SCOTTSDALE, Arizona, U.S.A. — Some might call it borrowing from the parts bins, but the folks at Saturn call it “leveraging.”

That's what they did to add a midsize model to the Saturn lineup in order to offer something for the current Saturn-owner base of 2 million loyal customers to move up to.

The L-Series is a pair of midsizers, a sedan and a wagon, with a couple of engine choices including an all-new 2.2L designed by Saturn engineers and built at the revamped Tonawanda, New York, U.S.A., engine plant.

This aluminum “world engine” is unique to Saturn for now, with its lost-foam casting manufacturing, but it will see life in plenty of other General Motors Corp. and Adam Opel AG models in the future.

The up-level 3L powerplant in the LS2 and LW2 is borrowed. It comes from Ellesmere Port, U.K., and currently is used in the Opel Omega, Cadillac Catera and Saab 9-5.

Transmissions also come from other GM applications. The 5-speed manual for the 2.2L comes from Saab. The 4-speed 4T40E electronically controlled automatic in the 2.2L began life in GM's Cavalier, Sunfire, Malibu, Grand Am, Alero and Cutlass.

And the 4-speed automatic 4T45E in the 3L is in use on Cavalier, Sunfire, Grand Am and Alero. Both transmissions are built in Windsor, Ontario, Canada.

The original platform, conceptually, for this big Saturn also is borrowed. It comes from the Opel Vectra. But Saturn team members are quick to point out that this is not a rebadged Vectra.

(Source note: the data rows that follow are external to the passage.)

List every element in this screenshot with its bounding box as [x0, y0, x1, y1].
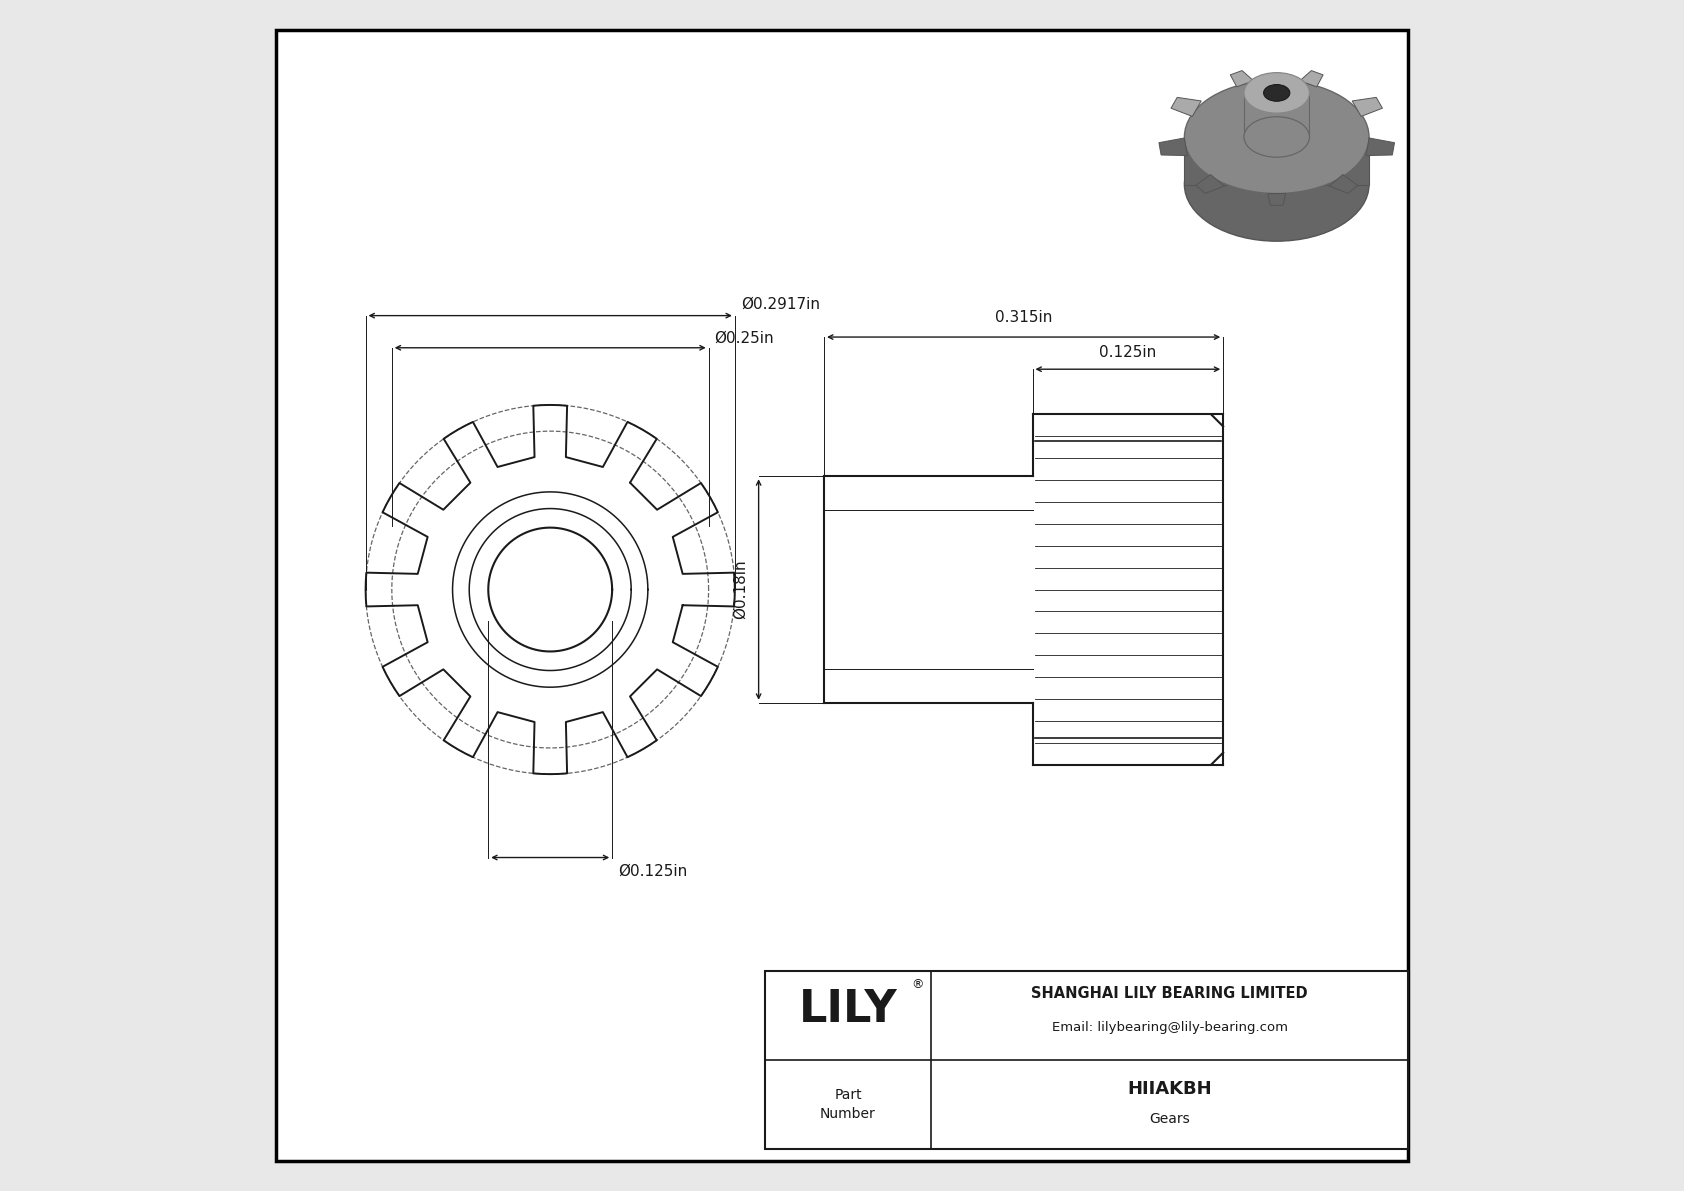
Text: Ø0.125in: Ø0.125in: [618, 863, 687, 879]
Text: SHANGHAI LILY BEARING LIMITED: SHANGHAI LILY BEARING LIMITED: [1031, 986, 1308, 1002]
Polygon shape: [1196, 175, 1224, 193]
Ellipse shape: [1263, 85, 1290, 101]
Text: Part
Number: Part Number: [820, 1089, 876, 1121]
Bar: [823, 476, 1032, 703]
Ellipse shape: [1184, 129, 1369, 241]
Polygon shape: [1244, 93, 1310, 137]
Polygon shape: [1159, 138, 1187, 156]
Ellipse shape: [1184, 81, 1369, 193]
Text: Ø0.25in: Ø0.25in: [714, 330, 775, 345]
Text: Ø0.2917in: Ø0.2917in: [741, 297, 820, 312]
Bar: [765, 971, 1408, 1149]
Polygon shape: [1170, 98, 1201, 117]
Text: Ø0.18in: Ø0.18in: [733, 560, 748, 619]
Text: Email: lilybearing@lily-bearing.com: Email: lilybearing@lily-bearing.com: [1051, 1021, 1288, 1034]
Polygon shape: [1268, 194, 1285, 205]
Bar: [1032, 414, 1223, 765]
Polygon shape: [365, 405, 734, 774]
Text: 0.315in: 0.315in: [995, 310, 1052, 325]
Ellipse shape: [1244, 73, 1310, 113]
Polygon shape: [1366, 138, 1394, 156]
Text: Gears: Gears: [1148, 1112, 1191, 1125]
Polygon shape: [1329, 175, 1357, 193]
Text: 0.125in: 0.125in: [1100, 344, 1157, 360]
Text: LILY: LILY: [798, 987, 898, 1031]
Text: HIIAKBH: HIIAKBH: [1127, 1080, 1212, 1098]
Text: ®: ®: [911, 979, 923, 991]
Polygon shape: [1184, 137, 1369, 185]
Ellipse shape: [1244, 117, 1310, 157]
Polygon shape: [1231, 70, 1253, 87]
Polygon shape: [1352, 98, 1383, 117]
Polygon shape: [1300, 70, 1324, 87]
Polygon shape: [488, 528, 613, 651]
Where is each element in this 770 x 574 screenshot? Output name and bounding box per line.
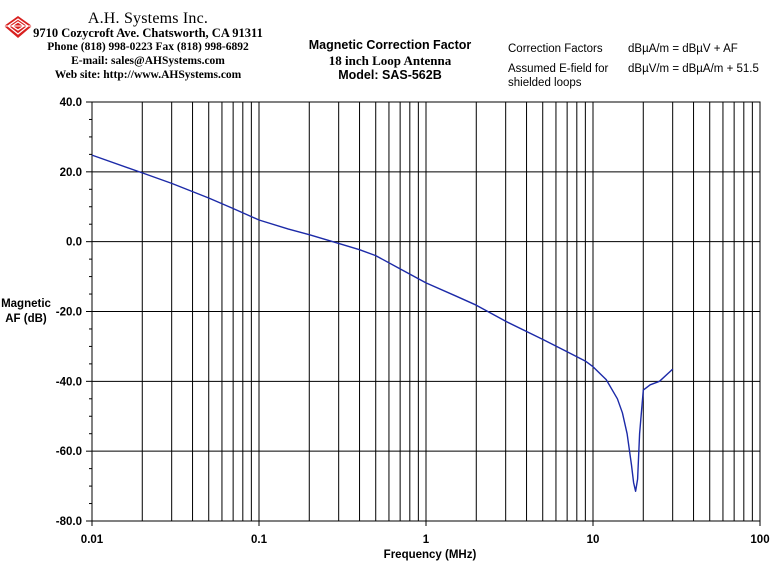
y-axis-label-line2: AF (dB) [5, 313, 47, 325]
company-address: 9710 Cozycroft Ave. Chatsworth, CA 91311 [33, 26, 263, 40]
y-tick-label: 20.0 [60, 167, 82, 179]
y-tick-label: -80.0 [56, 516, 82, 528]
notes-formulas: dBµA/m = dBµV + AF dBµV/m = dBµA/m + 51.… [628, 42, 759, 76]
x-tick-label: 100 [750, 534, 769, 546]
company-website: Web site: http://www.AHSystems.com [54, 69, 242, 81]
x-tick-label: 10 [587, 534, 600, 546]
efield-label-1: Assumed E-field for [508, 63, 609, 75]
af-curve-line [91, 154, 674, 492]
company-logo [2, 14, 34, 40]
y-tick-label: -40.0 [56, 376, 82, 388]
y-tick-label: -60.0 [56, 446, 82, 458]
x-tick-label: 0.1 [251, 534, 268, 546]
efield-formula: dBµV/m = dBµA/m + 51.5 [628, 63, 759, 75]
y-tick-label: -20.0 [56, 307, 82, 319]
chart-title-line3: Model: SAS-562B [338, 68, 442, 82]
company-name: A.H. Systems Inc. [87, 10, 209, 27]
y-tick-label: 40.0 [60, 97, 82, 109]
correction-factors-label: Correction Factors [508, 43, 603, 55]
y-axis-label: Magnetic AF (dB) [0, 297, 52, 327]
y-axis-label-line1: Magnetic [1, 298, 51, 310]
company-phone: Phone (818) 998-0223 Fax (818) 998-6892 [47, 41, 249, 53]
x-axis-label: Frequency (MHz) [383, 549, 477, 561]
correction-formula: dBµA/m = dBµV + AF [628, 43, 738, 55]
y-tick-label: 0.0 [66, 237, 82, 249]
company-email: E-mail: sales@AHSystems.com [71, 55, 225, 67]
chart-title-line1: Magnetic Correction Factor [308, 38, 472, 52]
chart-title: Magnetic Correction Factor 18 inch Loop … [280, 38, 500, 83]
chart-title-line2: 18 inch Loop Antenna [328, 53, 452, 68]
x-tick-label: 0.01 [81, 534, 104, 546]
efield-label-2: shielded loops [508, 77, 582, 89]
company-header: A.H. Systems Inc. 9710 Cozycroft Ave. Ch… [28, 10, 268, 82]
x-tick-label: 1 [423, 534, 430, 546]
notes-labels: Correction Factors Assumed E-field for s… [508, 42, 608, 90]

Vehicle Chief Engineer Grant Carithers explains that early discussions on adding a larger Saturn led to talks with the folks at Opel. “But the intent was never that this car would be a rebadged Opel. The Vectra doesn't use either of the powertrains we use on this, nor do they use the same transaxles,” Carithers says.

Not to mention that the Saturn uses plastic body panels on a space frame. And it's also longer and wider than the current Vectra and comes with 38.1 cm (15-in.) wheels vs. the Vectra's 35.6 cm (14-in.).

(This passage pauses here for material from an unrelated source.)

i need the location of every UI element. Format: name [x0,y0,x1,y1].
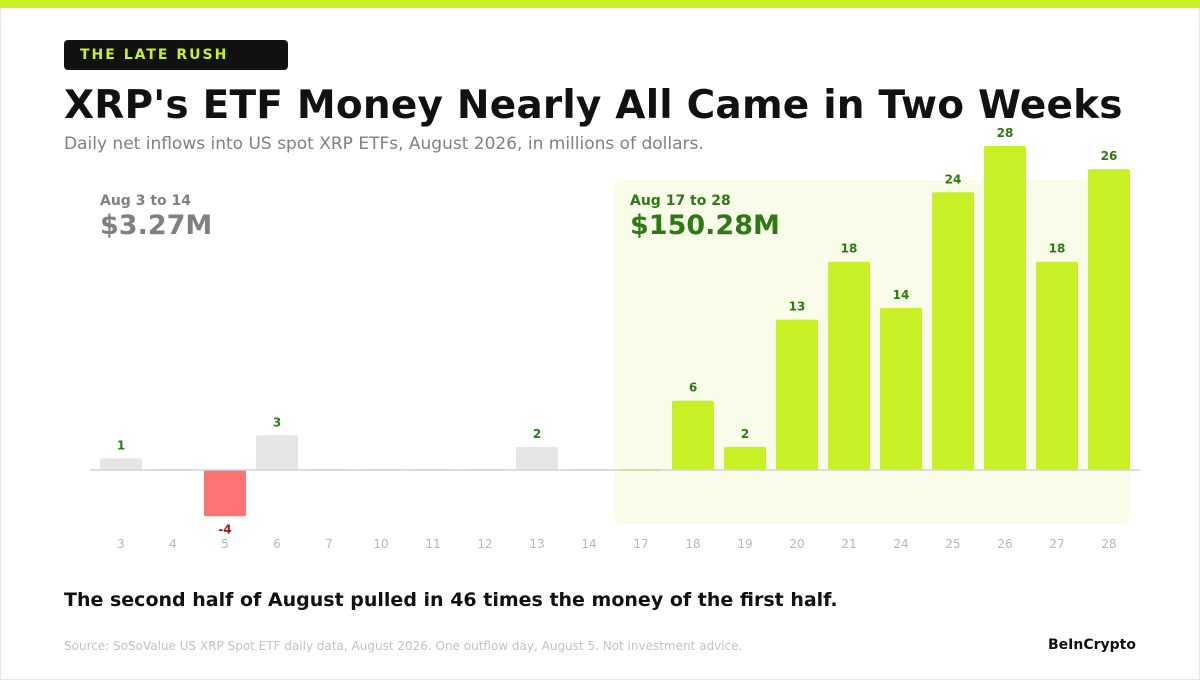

Styling on the L-Series, both inside and out, is uniquely Saturn. But a European GM look also seeps through, especially in the LS sedans, with vague similarities to Catera and the old Saab 9000.

The LW wagon styling is clean and distinct from the sedan — unlike competitors Accord and Camry, with roof and rear door lines that look like an afterthought. The L-Series wagon offers a solid, serious European estate image, somewhat Volvo-like, which will not hinder its curb appeal.